At a meeting with Euro MP Phil Bennion to discuss international crime and police co-operation, Chief Constable Chris Sims has described the European Arrest Warrant as 'absolutely vital' to police work fighting crime in the West Midlands force area.
|Phil Bennion MEP with West Midlands Police's Chief Constable Chris Sims.|
The region's Lib Dem MEP met the Chief Constable last week to discuss his force's perspective on international crime, trafficking and their experience of Europol and European cross-border crime fighting measures.
The Home Secretary recently announced that Britain would after all continue to take part in the European Arrest Warrant (EAW) scheme and a raft of other European crime fighting measures. Some Conservatives had suggested Britain should pull out of the EAW and other EU police co-operation measures as an erosion of sovereignty, but the proposals were resisted by Liberal Democrat Ministers and MEPs and opposed by ACPO and independent experts.
Phil Bennion MEP said: "It was useful to meet Chief Constable Sims to hear his views on the way international aspects of policing are working in practice in Birmingham and across the West Midlands police force area.

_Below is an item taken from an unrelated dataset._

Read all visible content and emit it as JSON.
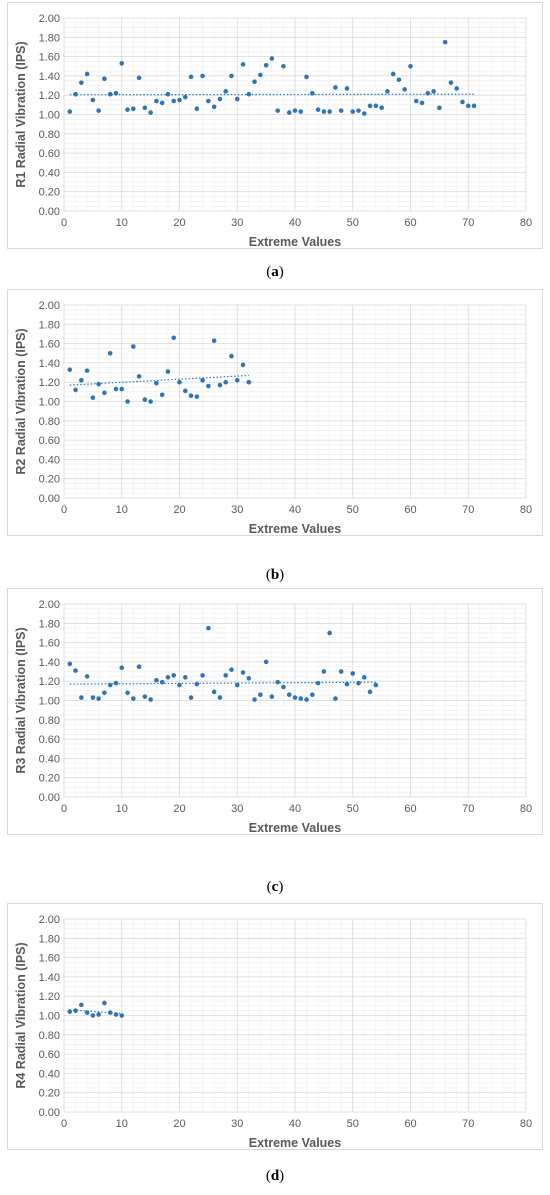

"From trafficking of people or drugs to internet-based crime, more and more crime has a cross-border aspect, especially in cities like Birmingham which are a magnet for people from all over the world. Helping our police to co-operate effectively with forces in other European countries is a core responsibility for the European Parliament.

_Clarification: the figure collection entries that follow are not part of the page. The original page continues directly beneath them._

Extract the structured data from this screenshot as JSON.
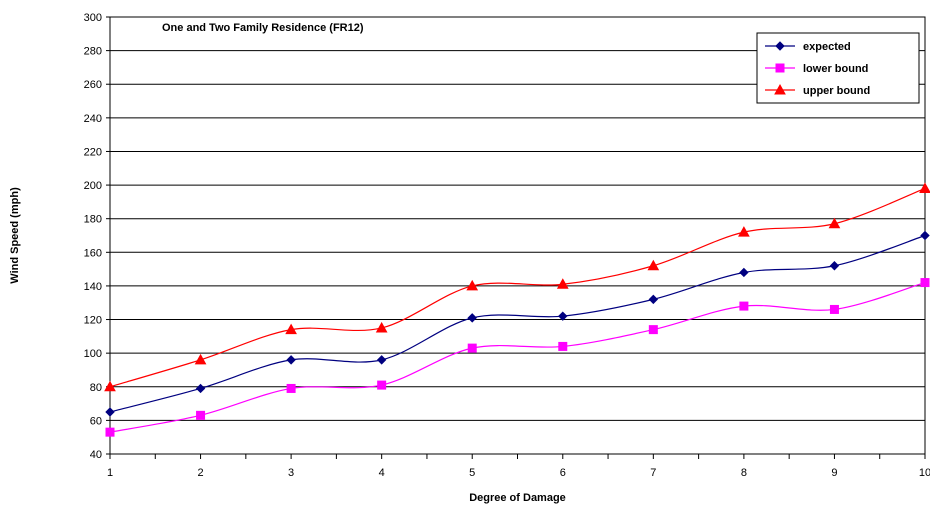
{
  "chart_data": {
    "type": "line",
    "title": "One and Two Family Residence (FR12)",
    "xlabel": "Degree of Damage",
    "ylabel": "Wind Speed (mph)",
    "categories": [
      "1",
      "2",
      "3",
      "4",
      "5",
      "6",
      "7",
      "8",
      "9",
      "10"
    ],
    "x": [
      1,
      2,
      3,
      4,
      5,
      6,
      7,
      8,
      9,
      10
    ],
    "xlim": [
      1,
      10
    ],
    "ylim": [
      40,
      300
    ],
    "yticks": [
      40,
      60,
      80,
      100,
      120,
      140,
      160,
      180,
      200,
      220,
      240,
      260,
      280,
      300
    ],
    "grid": "horizontal",
    "legend_position": "top-right",
    "series": [
      {
        "name": "expected",
        "color": "#000080",
        "marker": "diamond",
        "values": [
          65,
          79,
          96,
          96,
          121,
          122,
          132,
          148,
          152,
          170
        ]
      },
      {
        "name": "lower bound",
        "color": "#FF00FF",
        "marker": "square",
        "values": [
          53,
          63,
          79,
          81,
          103,
          104,
          114,
          128,
          126,
          142
        ]
      },
      {
        "name": "upper bound",
        "color": "#FF0000",
        "marker": "triangle",
        "values": [
          80,
          96,
          114,
          115,
          140,
          141,
          152,
          172,
          177,
          198
        ]
      }
    ]
  }
}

"The issue of the European Arrest Warrant has recently divided ministers in the UK, though I have always supported it. Warrants have been used to bring back a number of high profile suspects to face justice here.

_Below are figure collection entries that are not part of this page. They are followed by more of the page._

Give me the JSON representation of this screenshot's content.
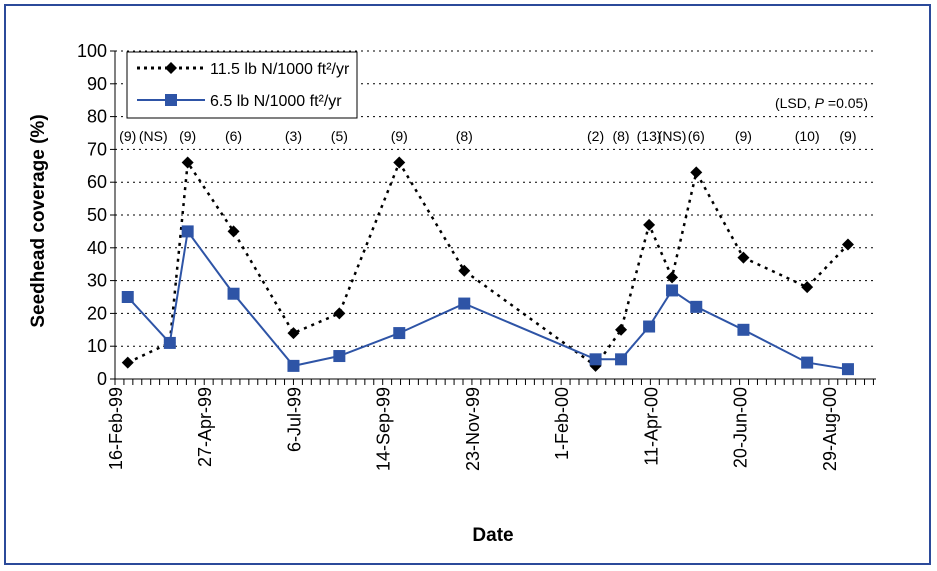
{
  "chart_data": {
    "type": "line",
    "xlabel": "Date",
    "ylabel": "Seedhead coverage (%)",
    "ylim": [
      0,
      100
    ],
    "y_ticks": [
      "0",
      "10",
      "20",
      "30",
      "40",
      "50",
      "60",
      "70",
      "80",
      "90",
      "100"
    ],
    "x_range": [
      "1999-02-16",
      "2000-10-05"
    ],
    "x_tick_dates": [
      "1999-02-16",
      "1999-04-27",
      "1999-07-06",
      "1999-09-14",
      "1999-11-23",
      "2000-02-01",
      "2000-04-11",
      "2000-06-20",
      "2000-08-29"
    ],
    "x_tick_labels": [
      "16-Feb-99",
      "27-Apr-99",
      "6-Jul-99",
      "14-Sep-99",
      "23-Nov-99",
      "1-Feb-00",
      "11-Apr-00",
      "20-Jun-00",
      "29-Aug-00"
    ],
    "grid": "horizontal dotted",
    "legend_position": "top-left",
    "series": [
      {
        "name": "11.5 lb N/1000 ft²/yr",
        "color": "#000000",
        "line_style": "dotted",
        "marker": "diamond",
        "points": [
          {
            "x": "1999-02-26",
            "y": 5
          },
          {
            "x": "1999-03-31",
            "y": 11
          },
          {
            "x": "1999-04-14",
            "y": 66
          },
          {
            "x": "1999-05-20",
            "y": 45
          },
          {
            "x": "1999-07-06",
            "y": 14
          },
          {
            "x": "1999-08-11",
            "y": 20
          },
          {
            "x": "1999-09-27",
            "y": 66
          },
          {
            "x": "1999-11-17",
            "y": 33
          },
          {
            "x": "2000-02-28",
            "y": 4
          },
          {
            "x": "2000-03-19",
            "y": 15
          },
          {
            "x": "2000-04-10",
            "y": 47
          },
          {
            "x": "2000-04-28",
            "y": 31
          },
          {
            "x": "2000-05-17",
            "y": 63
          },
          {
            "x": "2000-06-23",
            "y": 37
          },
          {
            "x": "2000-08-12",
            "y": 28
          },
          {
            "x": "2000-09-13",
            "y": 41
          }
        ]
      },
      {
        "name": "6.5 lb N/1000 ft²/yr",
        "color": "#2e54a6",
        "line_style": "solid",
        "marker": "square",
        "points": [
          {
            "x": "1999-02-26",
            "y": 25
          },
          {
            "x": "1999-03-31",
            "y": 11
          },
          {
            "x": "1999-04-14",
            "y": 45
          },
          {
            "x": "1999-05-20",
            "y": 26
          },
          {
            "x": "1999-07-06",
            "y": 4
          },
          {
            "x": "1999-08-11",
            "y": 7
          },
          {
            "x": "1999-09-27",
            "y": 14
          },
          {
            "x": "1999-11-17",
            "y": 23
          },
          {
            "x": "2000-02-28",
            "y": 6
          },
          {
            "x": "2000-03-19",
            "y": 6
          },
          {
            "x": "2000-04-10",
            "y": 16
          },
          {
            "x": "2000-04-28",
            "y": 27
          },
          {
            "x": "2000-05-17",
            "y": 22
          },
          {
            "x": "2000-06-23",
            "y": 15
          },
          {
            "x": "2000-08-12",
            "y": 5
          },
          {
            "x": "2000-09-13",
            "y": 3
          }
        ]
      }
    ],
    "annotation_header": {
      "prefix": "(LSD, ",
      "italic": "P",
      "suffix": " =0.05)"
    },
    "lsd_labels": [
      {
        "x": "1999-02-26",
        "text": "(9)"
      },
      {
        "x": "1999-03-18",
        "text": "(NS)"
      },
      {
        "x": "1999-04-14",
        "text": "(9)"
      },
      {
        "x": "1999-05-20",
        "text": "(6)"
      },
      {
        "x": "1999-07-06",
        "text": "(3)"
      },
      {
        "x": "1999-08-11",
        "text": "(5)"
      },
      {
        "x": "1999-09-27",
        "text": "(9)"
      },
      {
        "x": "1999-11-17",
        "text": "(8)"
      },
      {
        "x": "2000-02-28",
        "text": "(2)"
      },
      {
        "x": "2000-03-19",
        "text": "(8)"
      },
      {
        "x": "2000-04-10",
        "text": "(13)"
      },
      {
        "x": "2000-04-28",
        "text": "(NS)"
      },
      {
        "x": "2000-05-17",
        "text": "(6)"
      },
      {
        "x": "2000-06-23",
        "text": "(9)"
      },
      {
        "x": "2000-08-12",
        "text": "(10)"
      },
      {
        "x": "2000-09-13",
        "text": "(9)"
      }
    ]
  }
}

"The Chief Constable could not have been clearer in his view that the EAW is a key tool for police work."
Chief Constable Sims confirmed that 77 European Arrest Warrants were executed in the West Midlands so far this year, in response to requests from other police forces across the EU.
He said: "That is 77 people who are believed to be a risk to the community here who are being removed.
"Our experience is that we have not had issues come up of an arrest warrant being used disproportionately or for trivial reasons, while the process is relatively 'bureaucracy light.'"
On trafficking, he said sharing intelligence and data was crucial to the complex process of tracking possible offenders and gathering evidence. The West Midlands Police are dealing with both domestic and international trafficking activity and had identified a particular concentration of connections to Eastern Europe, with some cases of forced sexual exploitation and others involving different kinds of forced labour.
Chief Constable Sims praised the work of the Institute of Research into Superdiversity (IRiS) recently set up in the University of Birmingham, whose data and research were 'better than ours' and proving useful to police work in the city.
Phil Bennion added: "I was interested to hear the Chief Constable's obvious respect for the IRiS team, who I met at the conference on migration I chaired at the University earlier this year. Their insight into the dynamism and diversity of Birmingham today is impressive and can inform many aspects of public policy.
"I also took on board his concern, on behalf of ACPO as he leads for them on forensics, that we might be missing out on the potential of biometrics and the latest developments in forensic technology. We need to balance civil liberties concerns with what is technically possible, but I will raise this with my colleagues in the European Parliament to see if there are incremental ways we can help detectives be more effective."
Notes: Under the Lisbon Treaty, the UK has the option of leaving a series of cross-border EU crime fighting measures and must make a decision on whether to opt out by next year. In July, after prolonged negotiations within the coalition, Home Secretary Theresa May announced that the UK government will be opting back in to 35 of the 136 crime fighting measures, including the European Arrest Warrant and all those deemed vital by the Association of Chief Police Officers.
Since 2009 until figures were collated in June 2013, 384 suspects were extradited back to the UK to face charges using the EAW including 63 for child sex offences, 105 for drug trafficking, 27 for rape and 44 for murder. European Arrest Warrants were used to bring Martin Stafford back from the Irish Republic to Birmingham to face trial for the murder of Michelle Gunshon, aged 38, who disappeared while working at the NEC in December 2004 and a number of other high profile criminals in other police force areas in the West Midlands region.